When the same family inet or inet6 filter is applied on an IRB interface and on a physical interface as egress filter on EX4100, EX4400, EX4650 and QFX5120 devices, only one of the two filters will be applied, which can lead to traffic being sent out one of these interfaces which should have been blocked.
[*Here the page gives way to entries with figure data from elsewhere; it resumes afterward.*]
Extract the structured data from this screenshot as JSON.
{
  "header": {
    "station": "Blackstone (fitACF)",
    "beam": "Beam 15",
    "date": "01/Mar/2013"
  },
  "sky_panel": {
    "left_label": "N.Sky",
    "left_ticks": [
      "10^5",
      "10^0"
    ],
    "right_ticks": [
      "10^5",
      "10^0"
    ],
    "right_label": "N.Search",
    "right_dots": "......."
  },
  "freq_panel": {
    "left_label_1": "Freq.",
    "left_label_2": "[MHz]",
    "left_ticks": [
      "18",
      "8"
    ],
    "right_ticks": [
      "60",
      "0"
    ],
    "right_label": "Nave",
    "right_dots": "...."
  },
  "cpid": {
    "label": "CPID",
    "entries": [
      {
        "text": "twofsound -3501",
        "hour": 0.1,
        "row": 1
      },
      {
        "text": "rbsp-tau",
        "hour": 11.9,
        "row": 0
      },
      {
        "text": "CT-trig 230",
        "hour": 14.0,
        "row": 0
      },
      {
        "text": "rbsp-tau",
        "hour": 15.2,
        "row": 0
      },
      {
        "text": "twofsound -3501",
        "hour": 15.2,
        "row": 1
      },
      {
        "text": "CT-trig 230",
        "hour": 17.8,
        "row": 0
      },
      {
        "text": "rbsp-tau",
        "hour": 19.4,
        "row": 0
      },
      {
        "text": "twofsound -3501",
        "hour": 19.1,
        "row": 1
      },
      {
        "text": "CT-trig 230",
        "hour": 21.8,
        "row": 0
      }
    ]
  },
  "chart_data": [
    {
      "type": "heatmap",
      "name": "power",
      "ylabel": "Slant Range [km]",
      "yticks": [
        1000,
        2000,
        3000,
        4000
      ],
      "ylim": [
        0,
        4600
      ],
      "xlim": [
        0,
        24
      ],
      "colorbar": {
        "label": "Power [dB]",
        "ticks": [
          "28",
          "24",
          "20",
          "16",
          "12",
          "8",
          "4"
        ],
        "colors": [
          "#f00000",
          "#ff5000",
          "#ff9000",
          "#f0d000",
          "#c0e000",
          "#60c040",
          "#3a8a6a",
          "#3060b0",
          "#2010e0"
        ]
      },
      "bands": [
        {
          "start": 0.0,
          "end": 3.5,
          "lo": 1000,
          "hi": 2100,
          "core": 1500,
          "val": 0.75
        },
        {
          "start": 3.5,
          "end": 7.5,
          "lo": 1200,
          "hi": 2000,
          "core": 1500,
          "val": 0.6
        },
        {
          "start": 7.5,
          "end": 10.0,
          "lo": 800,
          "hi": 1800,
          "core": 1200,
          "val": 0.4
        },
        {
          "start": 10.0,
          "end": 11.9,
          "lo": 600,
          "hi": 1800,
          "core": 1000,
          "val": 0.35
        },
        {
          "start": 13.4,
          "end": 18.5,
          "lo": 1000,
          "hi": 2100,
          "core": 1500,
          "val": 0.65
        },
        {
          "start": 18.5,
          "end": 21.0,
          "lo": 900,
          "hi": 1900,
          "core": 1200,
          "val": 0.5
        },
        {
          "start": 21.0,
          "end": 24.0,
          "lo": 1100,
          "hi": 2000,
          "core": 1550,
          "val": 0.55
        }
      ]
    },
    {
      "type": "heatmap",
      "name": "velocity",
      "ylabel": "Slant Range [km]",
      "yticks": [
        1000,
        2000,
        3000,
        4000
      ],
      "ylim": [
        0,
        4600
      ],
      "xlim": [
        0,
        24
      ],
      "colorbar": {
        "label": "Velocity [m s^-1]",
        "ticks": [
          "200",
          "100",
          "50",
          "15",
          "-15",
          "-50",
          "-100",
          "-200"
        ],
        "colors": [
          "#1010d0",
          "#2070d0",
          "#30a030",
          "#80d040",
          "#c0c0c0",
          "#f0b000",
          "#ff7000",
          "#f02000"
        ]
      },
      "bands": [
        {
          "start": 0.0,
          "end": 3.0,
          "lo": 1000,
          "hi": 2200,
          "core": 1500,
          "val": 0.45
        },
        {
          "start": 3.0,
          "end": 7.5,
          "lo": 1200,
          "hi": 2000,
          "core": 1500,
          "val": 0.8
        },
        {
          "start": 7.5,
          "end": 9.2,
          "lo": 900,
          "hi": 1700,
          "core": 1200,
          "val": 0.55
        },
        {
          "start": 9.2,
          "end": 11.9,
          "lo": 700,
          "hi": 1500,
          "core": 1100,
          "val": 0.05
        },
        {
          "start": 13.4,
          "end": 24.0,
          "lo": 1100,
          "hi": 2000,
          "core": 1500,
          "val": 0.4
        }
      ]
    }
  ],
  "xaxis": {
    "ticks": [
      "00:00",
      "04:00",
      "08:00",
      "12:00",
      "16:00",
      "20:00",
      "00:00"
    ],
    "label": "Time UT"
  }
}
This issue affects Junos OS on EX Series and QFX Series:
* 23.4 version 23.4R2-S6,
* 24.2 version 24.2R2-S3.
No other Junos OS versions are affected.
For a device to be affected the same filter needs to be applied as output to an IRB interface and a non-IRB interface as shown in the following example:
interfaces <interface1> unit <unit1> family inet/inet6 filter output <filter>
vlans <vlan_name> vlan-id <vlan#>
vlans <vlan_name> l3-interface irb.<unit2>
interfaces <interface2> unit <unit3> family ethernet-switching vlan members <vlan_name>
interfaces irb unit <unit2> family inet/inet6 filter output <filter>
Juniper SIRT is not aware of any malicious exploitation of this vulnerability.
Two different workarounds are available:
- create the same filter but under a different name and apply that to one of the interfaces, so that each interface has a unique copy of the filter in question as shown in the following example:
user@host# copy ... <filter> to ... <filter2>
user@host# set interfaces irb unit <unit2> family inet/inet6 filter output <filter2>
- configure the filter as "interface specific" by adding the keyword to the filter definition:
[ firewall family inet/inet6 filter <filter> interface-specific ]
which implicitly creates a copy of the original filter per applied interface.
The following software releases have been updated to resolve this specific issue: 23.4R2-S7, 24.2R2-S4.